科学?他们不懂。但这“气”,他们可太懂了。
“这…这不就是重则沉,轻则浮?三岁小儿都明白的浅显道理!”李德裕憋了半晌,总算寻摸到一个攻击点。
“哦?”宗大袍眉梢一挑,笑嘻嘻地瞅着他。
“那敢问李侍郎,为何有的重,有的轻?不就是差了那一口‘生气’的有无吗?侍郎大人啊,您这是只知其然,却不知其所以然呐。”
他顿了顿,又伸手指着脚下那片土地,继续他那套“神农科普”。
“同理,为何要松土?土中需有空隙,方能聚气。气聚,则地暖;地暖,则万物生发。这都是一环扣一环,丝毫不爽的道理。”
李德裕被他这番歪理邪说噎得喉头发紧,一张老脸憋成了酱猪肝。
他本想在细节上寻宗大袍的错处,可人家从头到尾光明磊落,甚至还请他亲自验看水和种子,让他有力无处使。
宗大袍不再搭理他,转身对那几个老农和颜悦色起来。
那语气,温和得能掐出水,甚至还带了几分商量的口吻。
趁着旁人不备,他悄悄捏了捏为首那老农的手,极快地塞了点什么过去,同时压低声音。
“老丈,这几日,就劳您几位费心。务必按贫道所言,一步不错。尤其是这选出来的稻种,定要好生看管,此乃神农所赐,关乎来年收成,更关乎您老一家的福气。”
老农手心一暖,低头一看,是块小小的碎银,浑浊的老眼里顿时精光一闪,连连点头哈腰。
“真人放心!小老儿省得!一定伺候得妥妥帖帖!”
接下来几日,宗大袍更是把戏做全套。
他在试验田西角,各插了一面颜色不同的小旗。又在田埂上,依着某种古怪方位,摆了七块不起眼的石头,美其名曰“七星聚灵阵”。
这番神神叨叨的操作,立时引来附近不少庄户人家围观。
官家地里来了位神仙,会使呼风唤雨般的农家仙法,这消息跟长了翅膀似的,飞遍了十里八乡。

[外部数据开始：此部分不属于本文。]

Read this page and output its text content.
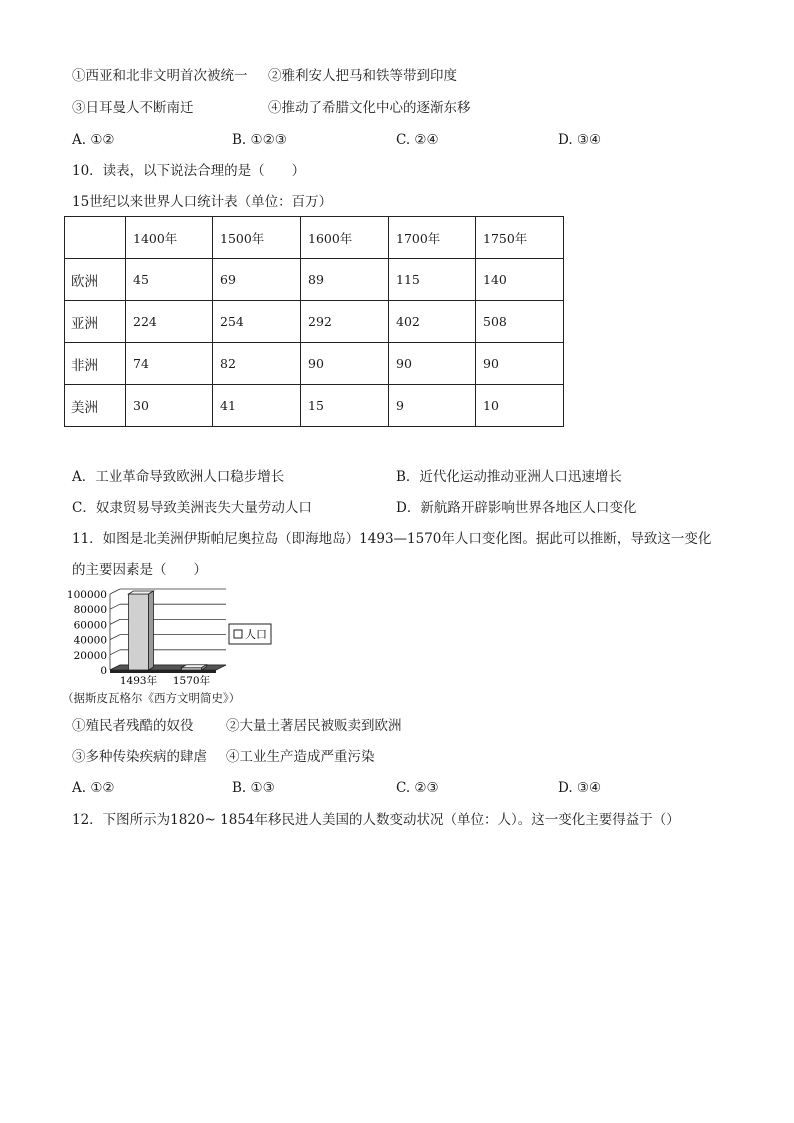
①西亚和北非文明首次被统一 ②雅利安人把马和铁等带到印度
③日耳曼人不断南迁	④推动了希腊文化中心的逐渐东移
A. ①②	B. ①②③	C. ②④	D. ③④
10．读表，以下说法合理的是（　　）
15世纪以来世界人口统计表（单位：百万）
	1400年	1500年	1600年	1700年	1750年
欧洲	45	69	89	115	140
亚洲	224	254	292	402	508
非洲	74	82	90	90	90
美洲	30	41	15	9	10
A．工业革命导致欧洲人口稳步增长	B．近代化运动推动亚洲人口迅速增长
C．奴隶贸易导致美洲丧失大量劳动人口	D．新航路开辟影响世界各地区人口变化
11．如图是北美洲伊斯帕尼奥拉岛（即海地岛）1493—1570年人口变化图。据此可以推断，导致这一变化
的主要因素是（　　）
100000
80000
60000
40000
20000
0
1493年 1570年
人口
（据斯皮瓦格尔《西方文明简史》）
①殖民者残酷的奴役 ②大量土著居民被贩卖到欧洲
③多种传染疾病的肆虐 ④工业生产造成严重污染
A. ①②	B. ①③	C. ②③	D. ③④
12．下图所示为1820~ 1854年移民进人美国的人数变动状况（单位：人）。这一变化主要得益于（）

每日都有人扒着试验田的篱笆,对着那几面招摇的小旗和七块破石头指指戳戳,议论纷纷。
李德裕派来盯梢的那个监察官员,天天猫在这儿,眼珠子都快瞪出来了,却愣是瞧不出半点门道,只觉得这姓宗的越来越像个走街串巷、招摇撞骗的野神棍。
然而,仅仅五日之后。
当清晨第一缕曦光懒洋洋洒在田野之上时,所有人都被眼前的一幕震住了。
宗大袍那块试验田里,齐刷刷冒出了一片细密而茁壮的嫩绿秧苗!
那绿色,鲜嫩欲滴,充满了蓬勃的生命力,在晨曦下绿得晃眼,仿佛每一片叶子都在贪婪地吮吸着阳光雨露。
与之形成鲜明对比的,是旁边那块同样播种、却未经水选的普通田地,秧苗出得稀稀拉拉,颜色也蔫黄,一副先天不足、后天失调的萎靡相。
肉眼可见的天壤之别,就这么赤裸裸地摆在眼前!
围观的庄户们爆发出一阵阵压抑不住的惊呼。
“老天爷啊!真神了嘿!”
“俺就说宗神仙是真有大本事的!”
“瞧瞧那苗!长得多带劲儿!”
李德裕派来的那位监察官员,此刻正傻愣愣杵在田埂上,嘴巴张得能塞进一个鹅蛋。
他使劲揉了揉眼,又狠狠掐了自己大腿一把,最终确定自己不是在做梦。
震惊过后,脸上是一种混杂着迷茫、困惑和难以置信的复杂神情。
他依旧嘴硬,梗着脖子对身边一个农夫嘟囔。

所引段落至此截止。